Tardamos cerca de dos horas en volver a la colina de los itino-litos. Habríamos podido llegar antes, pero la manía de Den-na se estaba agravando, y toda esa energía de más era un estorbo en lugar de una ayuda. Estaba muy distraída y se iba por donde le parecía en cuanto veía algo interesante.

Cruzamos el mismo arroyo que habíamos atravesado antes y, pese a que el agua solo nos cubría por los tobillos, Denna insistió en darse un baño. Yo me lavé un poco; luego me aparté y la oí cantar varias canciones bastante subidas de tono. También me hizo varias invitaciones, no muy sutiles precisamente, para que fuera a bañarme con ella.

Me mantuve a distancia, por descontado. Los hombres que se aprovechan de una mujer cuando esta no está en pleno uso de sus facultades tienen nombres, y ninguno de esos nombres se me podrá aplicar jamás a mí con justicia.

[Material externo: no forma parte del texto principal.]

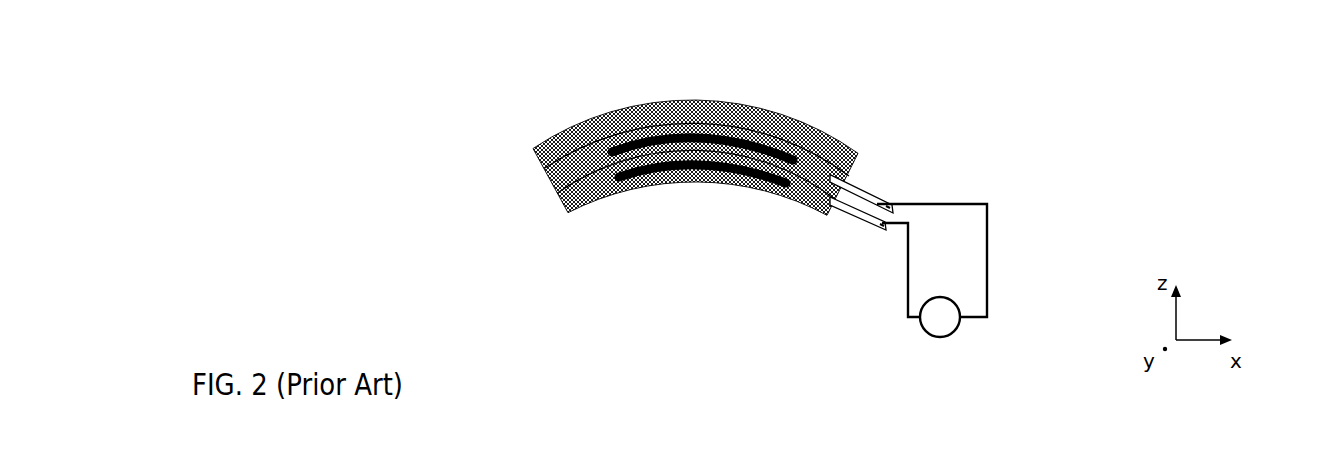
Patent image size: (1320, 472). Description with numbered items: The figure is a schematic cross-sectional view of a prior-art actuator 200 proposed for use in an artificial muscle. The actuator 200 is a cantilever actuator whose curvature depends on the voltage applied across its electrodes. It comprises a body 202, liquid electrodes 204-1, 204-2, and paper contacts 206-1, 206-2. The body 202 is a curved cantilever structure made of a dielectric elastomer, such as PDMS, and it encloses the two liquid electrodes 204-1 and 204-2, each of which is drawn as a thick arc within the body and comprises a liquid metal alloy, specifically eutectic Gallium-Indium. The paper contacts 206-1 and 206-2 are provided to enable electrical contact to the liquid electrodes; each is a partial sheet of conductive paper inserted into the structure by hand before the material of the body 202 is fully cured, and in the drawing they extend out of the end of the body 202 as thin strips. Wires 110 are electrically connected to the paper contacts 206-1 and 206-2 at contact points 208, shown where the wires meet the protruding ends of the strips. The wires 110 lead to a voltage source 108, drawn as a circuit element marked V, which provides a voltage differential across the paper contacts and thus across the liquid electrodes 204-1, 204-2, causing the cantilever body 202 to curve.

The actuator 200 is at (440, 74).
The body 202 is at (546, 170).
The liquid electrode 204-1 is at (644, 141).
The liquid electrode 204-2 is at (768, 186).
The paper contact 206-1 is at (864, 196).
The paper contact 206-2 is at (870, 203).
The contact points 208 is at (854, 236).
The wires 110 is at (908, 285).
The voltage source 108 is at (930, 334).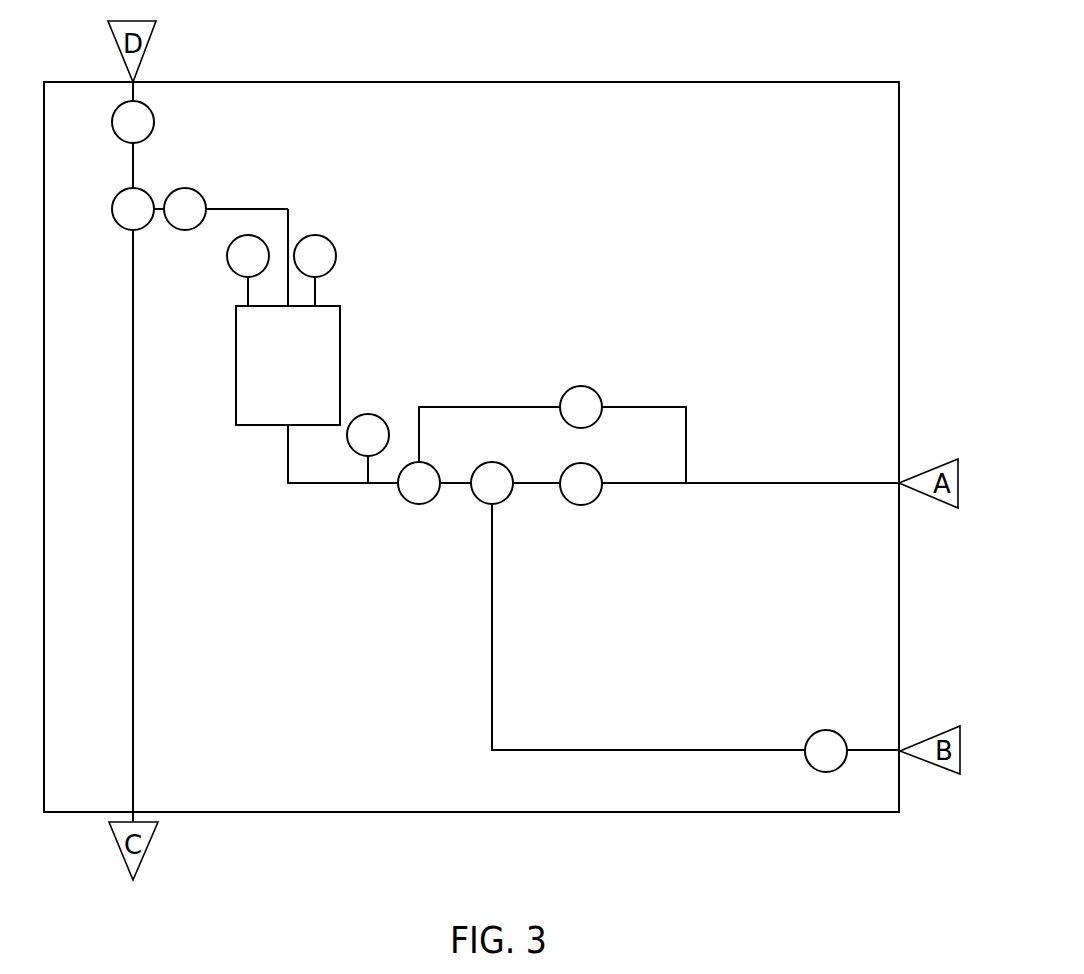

Cuando llegamos a la cima de la colina de los itinolitos, decidí emplear el exceso de energía de Denna y la mandé a recoger leña mientras yo hacía un hoyo para el fuego, más grande que el anterior. Cuanto más grande fuera la hoguera, más deprisa atraería al draccus.

Me senté junto al saco de hule y lo abrí. La resina desprendía un olor a tierra, a dulce y humeante mantillo.

Denna volvió a la cima y dejó caer un montón de leña.

– ¿Cuánta resina piensas utilizar? -me preguntó.

– Todavía no lo sé -dije-. Voy a tener que hacer muchos cálculos.

– Dásela toda -propuso Denna-. Más vale prevenir que curar.

Negué con la cabeza.

– No hay motivo para dársela toda. Eso sería un despilfarro. Además, la resina, si está bien refinada, es un potente analgésico. La gente necesita medicinas…

– … y tú necesitas el dinero.

– Sí -admití-. Pero pensaba más en tu arpa, de verdad. Perdiste tu lira en ese incendio. Sé muy bien lo que significa quedarse sin instrumento.

– ¿Has oído alguna vez la historia del niño de las flechas de oro? -me preguntó-. Cuando era pequeña, esa historia me intrigaba mucho. Si le lanzas a alguien una flecha de oro, debes de estar desesperado por matarlo. ¿Por qué no quedarte el oro y marcharte a casa?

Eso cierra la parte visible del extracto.